We know float in java script is 17 digits.
let num = 0.145
let a = Math.round(num*100)/100
let b = a.toString().length
let c = 17-b-2
let result = Math.round(num*100 + 0.1**c)/100
console.log(result)
console.log('not - ' + a )
(-2) - is just to be sure we are not falling into the same trap of rounding.
One-liner:
let num = 0.145
let result = Math.round(num*100 + 0.1**(17-2-(Math.round(num*100)/100).toString().length))/100
Extras
Remember, that everything above is true for positive numbers. If you rounding negative number you would need to subtract a little bit.

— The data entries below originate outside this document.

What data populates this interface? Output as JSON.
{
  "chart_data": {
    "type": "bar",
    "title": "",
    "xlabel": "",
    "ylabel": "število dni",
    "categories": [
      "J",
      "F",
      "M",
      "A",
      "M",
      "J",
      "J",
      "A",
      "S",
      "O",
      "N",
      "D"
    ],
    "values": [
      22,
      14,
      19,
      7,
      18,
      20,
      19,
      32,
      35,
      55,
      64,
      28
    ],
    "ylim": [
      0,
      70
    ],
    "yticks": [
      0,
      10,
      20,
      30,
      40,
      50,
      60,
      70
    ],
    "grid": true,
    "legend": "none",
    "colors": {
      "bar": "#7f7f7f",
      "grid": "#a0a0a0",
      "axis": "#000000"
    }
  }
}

So the very final One-liner would be:
let num = -0.145
let result = Math.round(num*100 + Math.sign(num)*0.1**(17-2-(Math.round(num*100)/100).toString().length))/100
I realize this problem is rather old, but I keep running into it even 5 years after the question has been asked.
A working solution to this rounding problem I know of is to convert the number to a string, get the required precision number and round up or down using math rules.
An example where Math.round provides unexpected rounding and an example of string rounding can be found in the following fiddle:
http://jsfiddle.net/Shinigami84/vwx1yjnr/
function round(number, decimals = 0) {
let strNum = '' + number;
let negCoef = number < 0 ? -1 : 1;
let dotIndex = strNum.indexOf('.');
let start = dotIndex + decimals + 1;
let dec = Number.parseInt(strNum.substring(start, start + 1));
let remainder = dec >= 5 ? 1 / Math.pow(10, decimals) : 0;
let result = Number.parseFloat(strNum.substring(0, start)) + remainder * negCoef;
return result.toFixed(decimals);
}
let num = 0.145;
let precision = 2;
console.log('math round', Math.round(num*Math.pow(10, precision))/Math.pow(10, precision));
// 0.145 rounded down to 0.14 - unexpected result
console.log('string round', round(num, precision));
// 0.145 rounded up to 0.15 - expected result
Math.round doesn't work properly here because 0.145 multiplied by 100 is 14.499999999999998, not 14.5. Thus, Math.round will round it down as if it was 14.4. If you convert it to a string and subtract required digit (5), then round it using standard math rules, you will get an expected result of 0.15 (actually, 0.14 + 0.01 = 0.15000000000000002, use "toFixed" to get a nice, round result).